Phase II

242 19 2
                                    

*Present*

"Woi, Ka!" Teriak Deka mengguncang bahuku.

Aku mendongak, bertanya lewat Bahasa isyarat dengan kedua alisku terangkat.

"Kenapa lo ngelihatin sepatu mulu?" Tanyanya.

Aku menggeleng, "Gapapa." Jawabku lirih.

Sialan.

Aku melamun kembali, teringat asal muasal bagaimana aku mendapatkan sepatu seharga satu juta kurang sedikit itu. Entah, mungkin alam sadarku sedang mencoba untuk membangkitkan memori-memori tentangnya.

"Kekecilan?"

"Kagak kok." Jawabku tersenyum agar tidak mencurigakan jika aku sedang tidak fokus.

"Ayo ke lapangan!" Ajaknya lagi.

Aku kembali menggeleng, "Duluan aja! Gue cadangan kali ini."

"Yaudah." Jawabnya sembari melangkah masuk ke dalam lapangan yang sudah dipenuhi oleh anak-anak yang sedang melakukan pemanasan.

Pertandingan sudah dimulai, aku baru saja mengenakan sepatuku. Biasanya aku melakukan ritual sebelum bertanding, yaitu merokok. Entahlah, bagiku rokok merupakan salah satu doping untuk lebih kuat dalam berolahraga.

Jangan ditiru, itu hanya teoriku saja.

Permainan berjalan dengan cepat, umpan satu-dua dengan kombinasi formasi satu anchor, dua flank dan satu pivot dalam tim musuh, benar-benar diluar dugaanku. Musuhku kali ini benar-benar tim futsal. Mereka paham bermain, pikirku dalam hati.

Benar saja, timku kebobolan satu gol tak lama setelah peluit kick-off dibunyikan. Aku yang sebelumnya tidak perduli dengan pertandingan pun sempat terpana. Rokok yang masih tersisa setengah batang aku buang saat itu juga.

Dengan cermat, aku melihat satu persatu pemain tim musuh. Kali saja aku kenal dan bisa mengetahui dari sekolah mana mereka berasal. Mungkin aku hanya memiliki satu info, yaitu mereka satu sekolahan dengan Gio. Hanya saja aku tidak tahu dimana Gio bersekolah.

Aku berdiri dengan tangan mengenggam jaring. Hanya Gio seorang yang aku kenal dari tim musuh. Bahkan raut wajah pemain cadangan yang sedang berdiri dipinggir lapangan saja tidak ada yang ku ketahui identitasnya, kecuali ada satu pemuda yang sedang membelakangiku dengan menggunakan jersey tim sepak bola kebanggaanku asal Spanyol.

"Sialan, gak ada yang gue kenal." Gerutuku lagi dalam hati.

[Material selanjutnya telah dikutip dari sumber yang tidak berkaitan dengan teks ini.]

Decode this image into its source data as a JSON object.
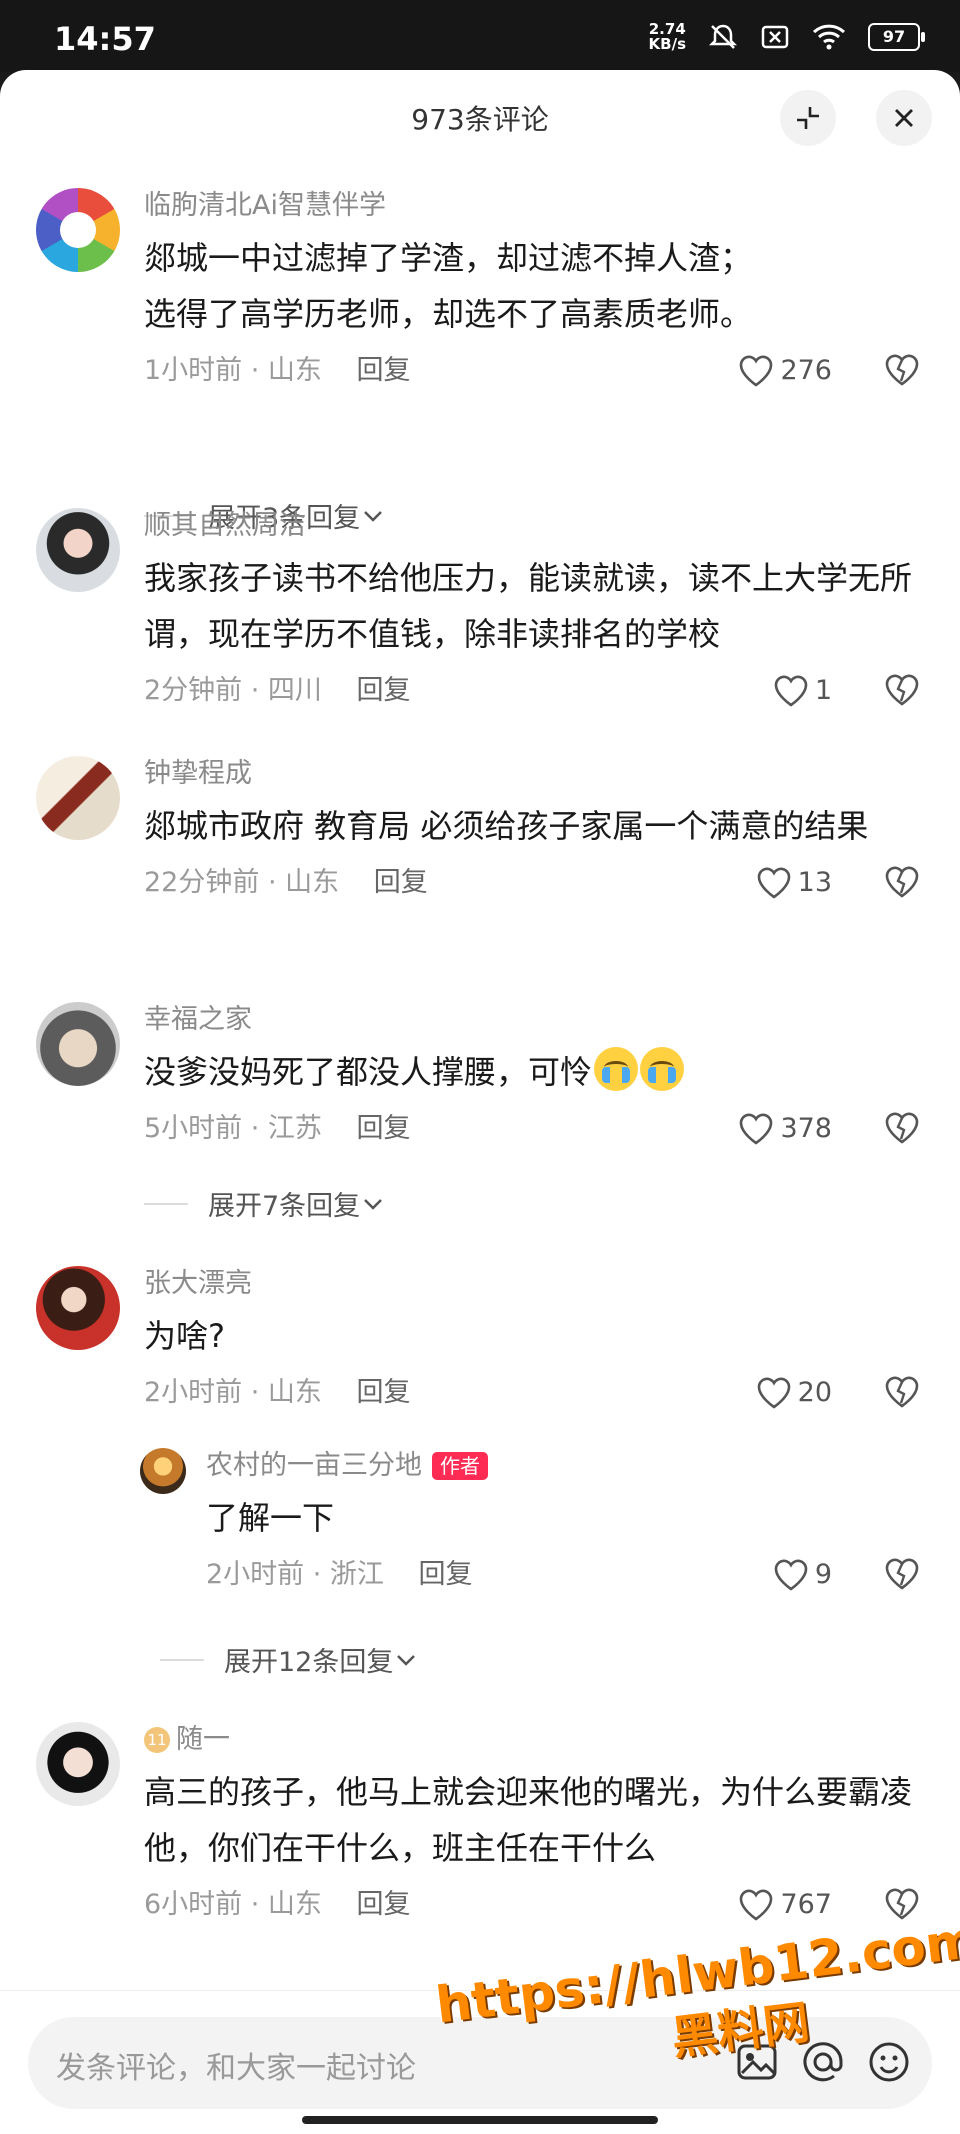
{
  "status_bar": {
    "time": "14:57",
    "net_speed_value": "2.74",
    "net_speed_unit": "KB/s",
    "battery": "97"
  },
  "header": {
    "title": "973条评论",
    "collapse_icon": "collapse-icon",
    "close_icon": "close-icon"
  },
  "comments": [
    {
      "user": "临朐清北Ai智慧伴学",
      "text": "郯城一中过滤掉了学渣，却过滤不掉人渣；\n选得了高学历老师，却选不了高素质老师。",
      "time": "1小时前 · 山东",
      "reply": "回复",
      "likes": "276",
      "expand": "展开3条回复"
    },
    {
      "user": "顺其自然周洁",
      "text": "我家孩子读书不给他压力，能读就读，读不上大学无所谓，现在学历不值钱，除非读排名的学校",
      "time": "2分钟前 · 四川",
      "reply": "回复",
      "likes": "1"
    },
    {
      "user": "钟挚程成",
      "text": "郯城市政府 教育局 必须给孩子家属一个满意的结果",
      "time": "22分钟前 · 山东",
      "reply": "回复",
      "likes": "13"
    },
    {
      "user": "幸福之家",
      "text": "没爹没妈死了都没人撑腰，可怜",
      "emoji": "crying-emoji",
      "time": "5小时前 · 江苏",
      "reply": "回复",
      "likes": "378",
      "expand": "展开7条回复"
    },
    {
      "user": "张大漂亮",
      "text": "为啥?",
      "time": "2小时前 · 山东",
      "reply": "回复",
      "likes": "20",
      "sub_reply": {
        "user": "农村的一亩三分地",
        "badge": "作者",
        "text": "了解一下",
        "time": "2小时前 · 浙江",
        "reply": "回复",
        "likes": "9"
      },
      "expand": "展开12条回复"
    },
    {
      "user": "随一",
      "level_badge": "11",
      "text": "高三的孩子，他马上就会迎来他的曙光，为什么要霸凌他，你们在干什么，班主任在干什么",
      "time": "6小时前 · 山东",
      "reply": "回复",
      "likes": "767"
    }
  ],
  "input": {
    "placeholder": "发条评论，和大家一起讨论",
    "image_icon": "image-icon",
    "mention_icon": "at-icon",
    "emoji_icon": "emoji-icon"
  },
  "watermark": {
    "url": "https://hlwb12.com",
    "name": "黑料网"
  },
  "colors": {
    "author_badge": "#fe2c55",
    "watermark": "#ff8a00"
  }
}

Baru saja aku mengumpat, sosok yang mengenakan jersey berwarna putih itu malah membalikkan badan, membuatku menganga tak percaya. Aku terduduk di tribun, badanku lemas seketika saat ku ketahui jika ia adalah Reyvan. Terlebih lagi saat aku melihatnya yang menggunakan jersey pemberianku.

*Flash Back*

Ada satu hari dalam satu tahun dimana aku tidak menyukai hari tersebut. Bukan karena aku sial pada hari itu, namun aku lebih tidak menyukai dalam menjalankannya. Ya, hari dimana aku dilahirkan ke dunia ini.

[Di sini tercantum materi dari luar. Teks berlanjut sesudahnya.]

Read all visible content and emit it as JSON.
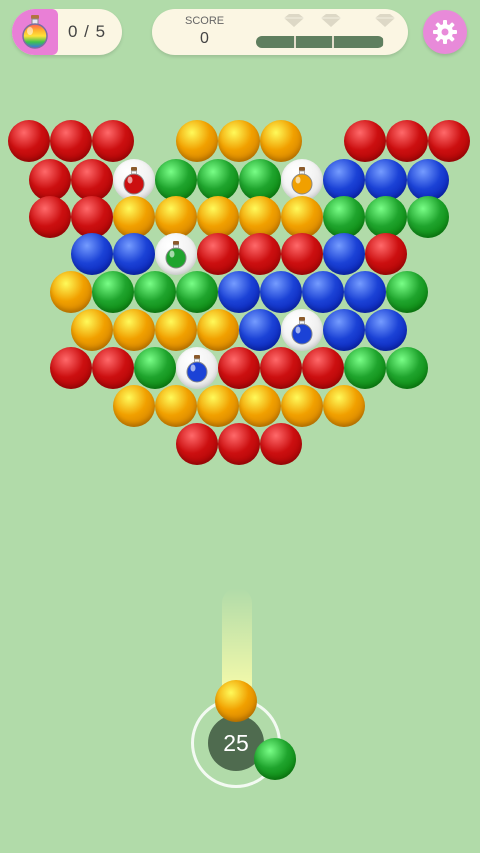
{
  "hud": {
    "potions_collected": "0 / 5",
    "score_label": "SCORE",
    "score_value": "0",
    "star_progress_fraction": 0.99,
    "milestone_icons": [
      "diamond-icon",
      "diamond-icon",
      "diamond-icon"
    ]
  },
  "shooter": {
    "shots_remaining": "25",
    "loaded_bubble": "orange",
    "next_bubble": "green"
  },
  "colors": {
    "red": "#cc0f10",
    "orange": "#f1a000",
    "green": "#1fa42d",
    "blue": "#1b42d6",
    "background": "#b1dba9",
    "hud_panel": "#fbf6e3",
    "accent_pink": "#e88ad9"
  },
  "board": {
    "rows": [
      [
        "red",
        "red",
        "red",
        null,
        "orange",
        "orange",
        "orange",
        null,
        "red",
        "red",
        "red"
      ],
      [
        "red",
        "red",
        "potion-red",
        "green",
        "green",
        "green",
        "potion-orange",
        "blue",
        "blue",
        "blue"
      ],
      [
        "red",
        "red",
        "orange",
        "orange",
        "orange",
        "orange",
        "orange",
        "green",
        "green",
        "green"
      ],
      [
        null,
        "blue",
        "blue",
        "potion-green",
        "red",
        "red",
        "red",
        "blue",
        "red",
        null
      ],
      [
        null,
        "orange",
        "green",
        "green",
        "green",
        "blue",
        "blue",
        "blue",
        "blue",
        "green",
        null
      ],
      [
        null,
        "orange",
        "orange",
        "orange",
        "orange",
        "blue",
        "potion-blue",
        "blue",
        "blue",
        null
      ],
      [
        null,
        "red",
        "red",
        "green",
        "potion-blue",
        "red",
        "red",
        "red",
        "green",
        "green",
        null
      ],
      [
        null,
        null,
        "orange",
        "orange",
        "orange",
        "orange",
        "orange",
        "orange",
        null,
        null
      ],
      [
        null,
        null,
        null,
        null,
        "red",
        "red",
        "red",
        null,
        null,
        null,
        null
      ]
    ]
  }
}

Sore tadi selepas pulang sekolah ketika aku baru saja tiba di halaman rumah Tama, aku langsung dihujani lemparan telur busuk dan tepung dari teman-temanku. Sebenarnya aku sudah biasa mendapatkan perlakuan seperti ini setiap tahun, namun kali ini berbeda, karena ini pertama kalinya aku mendapat kejutan ini di tongkronganku setelah tahun lalu aku sempat lolos dari jebakan teman-temanku.

Sumpah, bau badanku sudah awur-awuran.

Kali ini aku sedang menyeka tubuhku di depan pintu kamar mandi dengan handuk yang diberikan oleh Tama. Entah sudah berapa banyak sampo yang aku pakai untuk menghilangkan bau di rambutku, namun rasanya aku masih mencium bau busuk tersebut.